Loss of 5mC staining in the paternal pronucleus correlates with increase in 5fC and 5caC staining in zygotes. (A, C) Representative confocal microscopy images of mouse zygotes co-stained with 5mC (green), 5fC (A) or 5caC (C) (red) at different times post-insemination. The intensity of 5mC and 5fC is similar in male and female pronuclei until 6 h post-insemination (hpi). Concomitant with the decrease in the 5mC intensity in male pronuclei, the intensity of 5fC increases between 8-10 hpi (A). In terms of 5caC, very little is detected before 6 hpi. Its accumulation in the male pronucleus correlates with the decrease of 5mC (C). (B, D) Quantification of the relative levels of 5fC (B) and 5caC (D) in male and female pronuclei at different times post-insemination. The signal intensity is quantified using AxioVision software. The signal intensity in the paternal pronucleus at 10 hpi is set as 1.0. The experiments were repeated for three times and 15-25 zygotes were quantified for each stage. Bars represent standard errors.

Figure 3

Replication-dependent loss of 5fC during mouse preimplantation development. (A) Representative images of mitotic chromosome spreads co-stained with 5fC (red), 5mC (green) antibodies or DAPI (blue) at 1-cell, 2-cell, and 4-cell stages as indicated. Shown are the images of chromosomes from one blastomere at each developmental stage. Note that 5fC is present in both chromatids of the sperm-derived chromosomes at 1-cell stage embryos. However, only one of the two chromatids of the sperm-derived chromosomes stained positively for 5fC at the 2-cell stage, and only about a quarter of the sister chromatids stained positively for 5fC at the 4-cell stage.
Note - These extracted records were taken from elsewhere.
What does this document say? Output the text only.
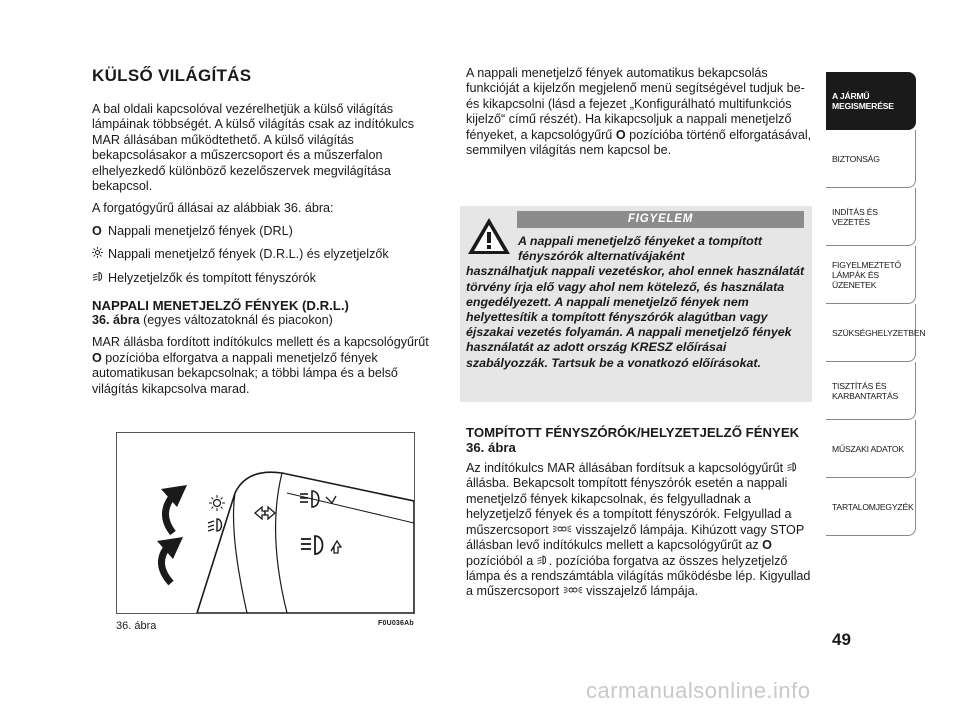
KÜLSŐ VILÁGÍTÁS

A bal oldali kapcsolóval vezérelhetjük a külső világítás lámpáinak többségét. A külső világítás csak az indítókulcs MAR állásában működtethető. A külső világítás bekapcsolásakor a műszercsoport és a műszerfalon elhelyezkedő különböző kezelőszervek megvilágítása bekapcsol.

A forgatógyűrű állásai az alábbiak 36. ábra:

O Nappali menetjelző fények (DRL)
Nappali menetjelző fények (D.R.L.) és elyzetjelzők
Helyzetjelzők és tompított fényszórók
NAPPALI MENETJELZŐ FÉNYEK (D.R.L.)

36. ábra (egyes változatoknál és piacokon)

MAR állásba fordított indítókulcs mellett és a kapcsológyűrűt O pozícióba elforgatva a nappali menetjelző fények automatikusan bekapcsolnak; a többi lámpa és a belső világítás kikapcsolva marad.

36. ábra	F0U036Ab

A nappali menetjelző fények automatikus bekapcsolás funkcióját a kijelzőn megjelenő menü segítségével tudjuk be- és kikapcsolni (lásd a fejezet „Konfigurálható multifunkciós kijelző“ című részét). Ha kikapcsoljuk a nappali menetjelző fényeket, a kapcsológyűrű O pozícióba történő elforgatásával, semmilyen világítás nem kapcsol be.

FIGYELEM
A nappali menetjelző fényeket a tompított fényszórók alternatívájaként
használhatjuk nappali vezetéskor, ahol ennek használatát törvény írja elő vagy ahol nem kötelező, és használata engedélyezett. A nappali menetjelző fények nem helyettesítik a tompított fényszórók alagútban vagy éjszakai vezetés folyamán. A nappali menetjelző fények használatát az adott ország KRESZ előírásai szabályozzák. Tartsuk be a vonatkozó előírásokat.
TOMPÍTOTT FÉNYSZÓRÓK/HELYZETJELZŐ FÉNYEK 36. ábra

Az indítókulcs MAR állásában fordítsuk a kapcsológyűrűt  állásba. Bekapcsolt tompított fényszórók esetén a nappali menetjelző fények kikapcsolnak, és felgyulladnak a helyzetjelző fények és a tompított fényszórók. Felgyullad a műszercsoport  visszajelző lámpája. Kihúzott vagy STOP állásban levő indítókulcs mellett a kapcsológyűrűt az O pozícióból a . pozícióba forgatva az összes helyzetjelző lámpa és a rendszámtábla világítás működésbe lép. Kigyullad a műszercsoport  visszajelző lámpája.

A JÁRMŰ MEGISMERÉSE
BIZTONSÁG
INDÍTÁS ÉS VEZETÉS
FIGYELMEZTETŐ LÁMPÁK ÉS ÜZENETEK
SZÜKSÉGHELYZETBEN
TISZTÍTÁS ÉS KARBANTARTÁS
MŰSZAKI ADATOK
TARTALOMJEGYZÉK
49
carmanualsonline.info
The dotted squares represent the enlarged paternal (Pat.) or maternal (Mat.) chromosomes, respectively. (B) Quantification of the total numbers of 5fC positive chromatids in each blastomere. When partial regions of the chromatids were positively stained due to sister chromatid exchange, the total length of 5fC-enriched chromatid segments in each blastomere was determined and calculated in terms of the number of chromosome equivalent. The experiments were repeated for four times and the total number of blastomeres examined at the 1-cell, 2-cell, and 4-cell stages were 12, 22, and 19, respectively. Bars represent standard deviation.

Figure 4

Replication-dependent loss of 5caC during mouse preimplantation development. (A) Representative images of mitotic chromosome spreads co-stained with 5caC (red), 5mC (green) antibodies or DAPI (blue) at 1-cell, 2-cell, and 4-cell stages as indicated. Shown are the images of chromosomes from one blastomere at each developmental stage. Note that 5caC is present in both chromatids of the sperm-derived chromosomes at 1-cell stage embryos. However, only one of the two chromatids of the sperm-derived chromosomes stained positively for 5caC at the 2-cell stage, and only about a quarter of the sister chromatids stained positively for 5caC at the 4-cell stage. The dotted squares represent the enlarged paternal (Pat.) or maternal (Mat.) chromosomes, respectively. (B) Quantification of the total numbers of 5caC positive chromatids in each blastomere. The quantification method is the same as that described in Figure 3B. The experiments were repeated for four times and the total number of blastomeres examined at the 1-cell, 2-cell, and 4-cell stages were 19, 24, and 27, respectively. Bars represent standard deviation.